Indemnité d'avocat d'office. Coexistence avec un mandat privé. Nécessité de différentes vacations.

Testo integrale

A.                            Selon le rapport de police du 28 décembre 2014, plusieurs hommes se sont introduits, le 27 décembre 2014 en début d'après-midi, dans une ferme située à V.________, en l'absence du fermier A.________ mais en présence de son ouvrière agricole B.________, née en 1968. Ils lui ont demandé, en la menaçant, où se trouvait l'argent de son patron et ils ont fouillé toutes les pièces du rez-de-chaussée. Ils lui ont également demandé son porte-monnaie et ils l'ont emporté, après l'avoir attachée à une chaise. Arrivant à ce moment-là, au volant de son tracteur, le fermier A.________ a poursuivi deux des individus, tout en appelant la police avec son téléphone portable. C'est ainsi qu'une patrouille de police a pu interpeller X.________ et Y1________. Lors de leur comparution devant le procureur, le lendemain, celui-ci a reconnu l'existence d'un cas de défense obligatoire, vu la nature des faits, et il a désigné comme avocats d'office Me C.________, dans le cas de Y1________ et Me D.________, dans le cas de X.________.

                        Les deux hommes ont été placés en détention provisoire, selon ordonnance du Tribunal des mesures de contrainte du 30 décembre 2014. La détention provisoire s'est poursuivie jusqu'au début de l'exécution anticipée de la peine, admise par le Ministère public le 18 juin 2015 pour Y1________ et le 13 juillet 2015 pour X.________, les ordres d'exécution étant toutefois reportés, par manque de place, au 30 juin 2015 pour Y1________ et au 22 juillet 2015 pour X.________.

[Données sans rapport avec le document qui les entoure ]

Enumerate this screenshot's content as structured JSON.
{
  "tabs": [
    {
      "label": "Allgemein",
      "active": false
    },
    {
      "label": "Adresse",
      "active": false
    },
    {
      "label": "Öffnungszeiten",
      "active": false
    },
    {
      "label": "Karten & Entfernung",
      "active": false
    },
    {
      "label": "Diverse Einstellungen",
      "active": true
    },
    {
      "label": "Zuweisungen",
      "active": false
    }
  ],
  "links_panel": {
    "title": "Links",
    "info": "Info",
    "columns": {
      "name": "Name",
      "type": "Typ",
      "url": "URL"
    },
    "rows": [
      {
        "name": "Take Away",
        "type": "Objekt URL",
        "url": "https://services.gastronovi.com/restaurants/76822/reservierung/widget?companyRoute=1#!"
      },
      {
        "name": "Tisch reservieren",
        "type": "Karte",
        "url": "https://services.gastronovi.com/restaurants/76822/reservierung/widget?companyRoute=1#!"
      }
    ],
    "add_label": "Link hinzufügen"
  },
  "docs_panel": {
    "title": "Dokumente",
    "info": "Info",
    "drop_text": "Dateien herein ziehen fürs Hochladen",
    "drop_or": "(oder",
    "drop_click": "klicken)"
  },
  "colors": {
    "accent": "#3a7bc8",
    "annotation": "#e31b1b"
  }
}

B.                            Le 5 février 2015, Me E.________ a demandé à rendre visite au prévenu Y1________ car sa femme et une connaissance l'avaient prié d'assumer sa défense. Après avoir rendu visite au prévenu, Me E.________ a confirmé, le 11 mars 2015, que celui-ci souhaitait lui confier la défense de ses intérêts, en ajoutant : « idéalement, la continuité du bénéfice de l’assistance judiciaire nonobstant ce changement de mandataire est souhaitée, mais Y2________ est résolu à ce changement même s’il doit renoncer en conséquence à une telle assistance ». Se référant à la jurisprudence fédérale, le procureur a renoncé à relever Me C.________ de son mandat d’office, vu les apparentes difficultés de la famille du prévenu pour fournir une première provision à Me E.________. Dès cette date, Y1________ a donc été défendu conjointement par un mandataire d’office et un mandataire de choix. A l’audience du 28 octobre 2015, le procureur a demandé à Me E.________ s’il était suffisamment provisionné pour défendre Y1________ jusqu’au terme de la seconde instance et il a obtenu une réponse négative. 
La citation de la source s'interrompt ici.